Del resto, la corsa a Wall Street delle aziende americane che sono diventate simbolo dell’Ai sembra non conoscere sosta. Nvidia (che produce schede grafiche per i videogiochi, il mobile computing e l’industria automobilistica) è la società più capitalizzata al mondo, ha superato Apple e vale più di 4.000 miliardi di dollari, molto più del debito pubblico italiano, che ammonta a 3.600 miliardi di dollari (3.070 miliardi di euro).

Qualche numero

La rivoluzione Ai è in atto ed è inarrestabile e iniziano ad arrivare numeri che misurano la sua spinta sull’economia.

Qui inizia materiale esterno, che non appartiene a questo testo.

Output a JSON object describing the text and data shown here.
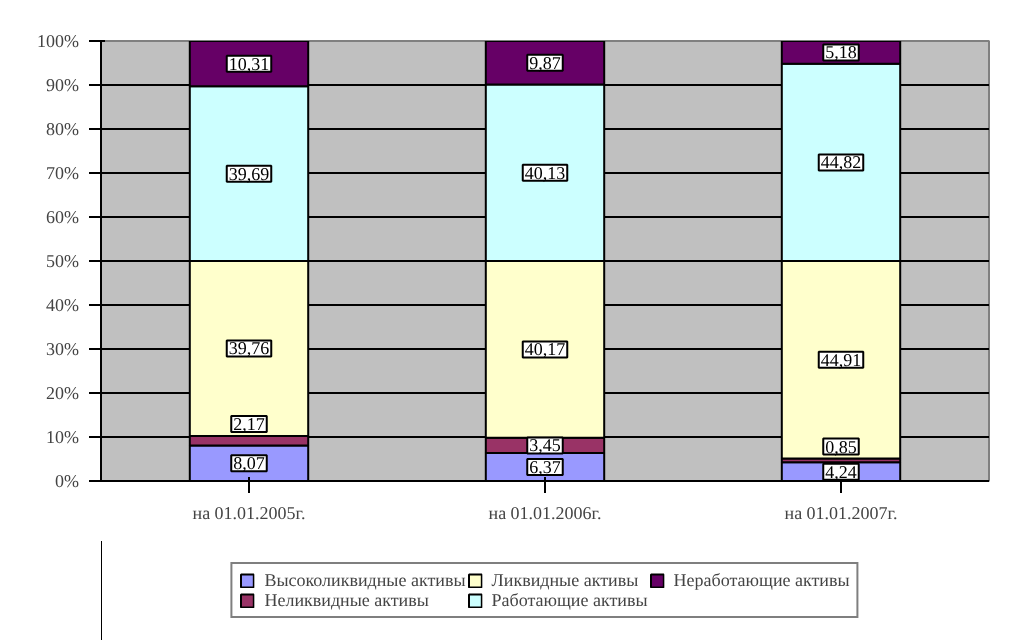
{
  "chart_data": {
    "type": "bar",
    "stacked": true,
    "categories": [
      "на 01.01.2005г.",
      "на 01.01.2006г.",
      "на 01.01.2007г."
    ],
    "ylim": [
      0,
      100
    ],
    "yticks": [
      {
        "value": 0,
        "label": "0%"
      },
      {
        "value": 10,
        "label": "10%"
      },
      {
        "value": 20,
        "label": "20%"
      },
      {
        "value": 30,
        "label": "30%"
      },
      {
        "value": 40,
        "label": "40%"
      },
      {
        "value": 50,
        "label": "50%"
      },
      {
        "value": 60,
        "label": "60%"
      },
      {
        "value": 70,
        "label": "70%"
      },
      {
        "value": 80,
        "label": "80%"
      },
      {
        "value": 90,
        "label": "90%"
      },
      {
        "value": 100,
        "label": "100%"
      }
    ],
    "grid": "y",
    "legend": "bottom",
    "series": [
      {
        "name": "Высоколиквидные активы",
        "color": "#9999ff",
        "values": [
          8.07,
          6.37,
          4.24
        ],
        "value_labels": [
          "8,07",
          "6,37",
          "4,24"
        ]
      },
      {
        "name": "Неликвидные активы",
        "color": "#993366",
        "values": [
          2.17,
          3.45,
          0.85
        ],
        "value_labels": [
          "2,17",
          "3,45",
          "0,85"
        ]
      },
      {
        "name": "Ликвидные активы",
        "color": "#ffffcc",
        "values": [
          39.76,
          40.17,
          44.91
        ],
        "value_labels": [
          "39,76",
          "40,17",
          "44,91"
        ]
      },
      {
        "name": "Работающие активы",
        "color": "#ccffff",
        "values": [
          39.69,
          40.13,
          44.82
        ],
        "value_labels": [
          "39,69",
          "40,13",
          "44,82"
        ]
      },
      {
        "name": "Неработающие активы",
        "color": "#660066",
        "values": [
          10.31,
          9.87,
          5.18
        ],
        "value_labels": [
          "10,31",
          "9,87",
          "5,18"
        ]
      }
    ]
  }
}
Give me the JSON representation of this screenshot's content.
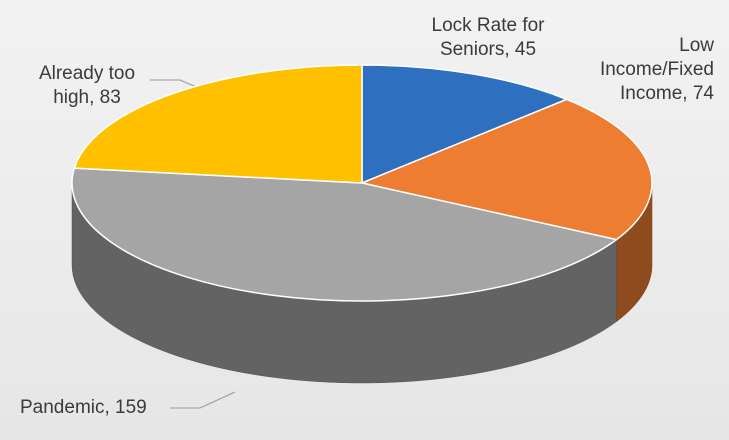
{
  "chart_data": {
    "type": "pie",
    "values": [
      45,
      74,
      159,
      83
    ],
    "value_labels": [
      "Lock Rate for Seniors, 45",
      "Low Income/Fixed Income, 74",
      "Pandemic, 159",
      "Already too high, 83"
    ],
    "colors": [
      "#2e6fc0",
      "#ed7d31",
      "#a5a5a5",
      "#ffc000"
    ]
  }
}
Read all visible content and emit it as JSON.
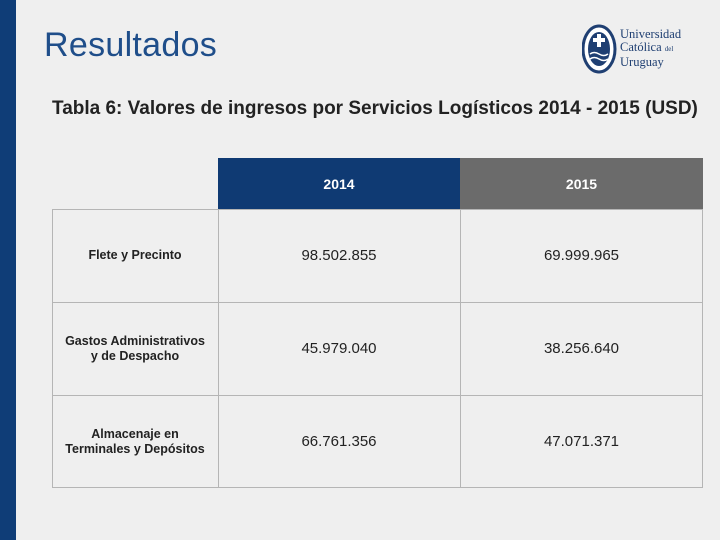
{
  "slide": {
    "title": "Resultados"
  },
  "logo": {
    "line1": "Universidad",
    "line2": "Católica",
    "line2_suffix": "del",
    "line3": "Uruguay"
  },
  "table": {
    "caption": "Tabla 6: Valores de ingresos por Servicios Logísticos 2014 - 2015 (USD)",
    "columns": [
      "2014",
      "2015"
    ],
    "rows": [
      {
        "label": "Flete y Precinto",
        "v2014": "98.502.855",
        "v2015": "69.999.965"
      },
      {
        "label": "Gastos Administrativos y de Despacho",
        "v2014": "45.979.040",
        "v2015": "38.256.640"
      },
      {
        "label": "Almacenaje en Terminales y Depósitos",
        "v2014": "66.761.356",
        "v2015": "47.071.371"
      }
    ]
  },
  "colors": {
    "accent_blue": "#0f3a73",
    "header_gray": "#6b6b6b",
    "title_blue": "#1f4e8a"
  }
}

La società di consulenza McKinsey stima che nel 2024 il valore complessivo degli investimenti privati in Ai ha superato i 180 miliardi di dollari, con una crescita media annua del 26% rispetto al 2019. Siamo appena all’inizio di una corsa che porterà a una sempre maggiore pervasività di questa tecnologia: il 78% delle imprese la utilizza già in almeno una funzione e il 71% la applica in una funzione generativa, rispetto al 33% del 2023, appena un paio di anni fa.